Her youngest sister, C.C., was back from her honeymoon and glowing like a rose. Amanda, the most practical of the Calhoun sisters, was madly in love and planning her own wedding.

The two men in her sisters' lives met with Lilah's complete approval. Trenton St. James, her new brother–in–law, was a crafty businessman with a soft heart under a meticulously tailored suit. Sloan O'Riley, with his cowboy boots and Oklahoma drawl, had her admiration for digging beneath Amanda's prickly exterior.

Of course, having two of her beloved nieces attached to wonderful men made Aunt Coco delirious with happiness. Lilah laughed a little, thinking how her aunt was certain she'd all but arranged the love affairs herself. Now, naturally, the Calhoun sisters' long–time guardian was itching to provide the same service for Lilah and her older sister Suzanna.

Good luck, Lilah wished her aunt. After a traumatic divorce, and with two young children to care for– not to mention a business to run–Suzanna wasn't likely to cooperate. She'd been badly burned once, and a smart woman didn't let herself get pushed into the fire.

For herself, Lilah had been doing her best to fall in love, to hear that vibrant inner click that came when you knew you'd found the one person in the world who was fated for you. So far, that particular chamber of her heart had been stubbornly silent.

There was time for that, she reminded herself. She was twenty–seven, happy enough in her work, surrounded by family. A few months before, they had nearly lost The Towers, the Calhoun's crumbling and eccentric home that stood on the cliffs overlooking the sea. If it hadn't been for Trent, Lilah might not have been able to stand in the tower room she loved so much and look out at the gathering storm.

So she had her home, her family, a job that interested her and, she reminded herself, a mystery to solve. Great–Grandmama Bianca's emeralds, she thought.
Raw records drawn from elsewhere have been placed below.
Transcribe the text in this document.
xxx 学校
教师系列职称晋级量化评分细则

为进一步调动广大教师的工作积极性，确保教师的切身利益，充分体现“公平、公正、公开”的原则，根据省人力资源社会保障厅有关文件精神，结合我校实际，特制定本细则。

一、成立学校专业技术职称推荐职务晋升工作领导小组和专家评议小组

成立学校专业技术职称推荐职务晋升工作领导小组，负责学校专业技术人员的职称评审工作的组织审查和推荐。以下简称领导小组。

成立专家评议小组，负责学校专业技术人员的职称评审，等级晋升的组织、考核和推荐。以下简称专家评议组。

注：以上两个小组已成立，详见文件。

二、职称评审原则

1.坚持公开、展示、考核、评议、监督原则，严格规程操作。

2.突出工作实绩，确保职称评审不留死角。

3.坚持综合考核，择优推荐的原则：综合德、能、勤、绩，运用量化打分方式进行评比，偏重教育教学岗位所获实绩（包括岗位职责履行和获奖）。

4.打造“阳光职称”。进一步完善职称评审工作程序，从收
Though she had never seen them, she was able to visualize them perfectly just by closing her eyes.

Two dramatic tiers of grass–green stones accented with icy diamonds. The glint of gold in the fancy filigree work. And dripping from the bottom strand, that rich and glowing teardrop emerald. More than its financial or even aesthetic value, it represented to Lilah a direct link with an ancestor who fascinated her, and the hope of eternal love.

The legend said that Bianca, determined to end a loveless marriage, had packed a few of her treasured belongings, including the necklace, into a box. Hoping to find a way to join her lover, she had hidden it. Before she had been able to take it out and start a life with Christian, she had despaired and leaped from the tower window to her death.

A tragic end to a romance, Lilah thought, yet she didn't always feel sad when she thought of it. Bianca's spirit remained in The Towers, and in that high room where Bianca had spent so many hours longing for her lover, Lilah felt close to her.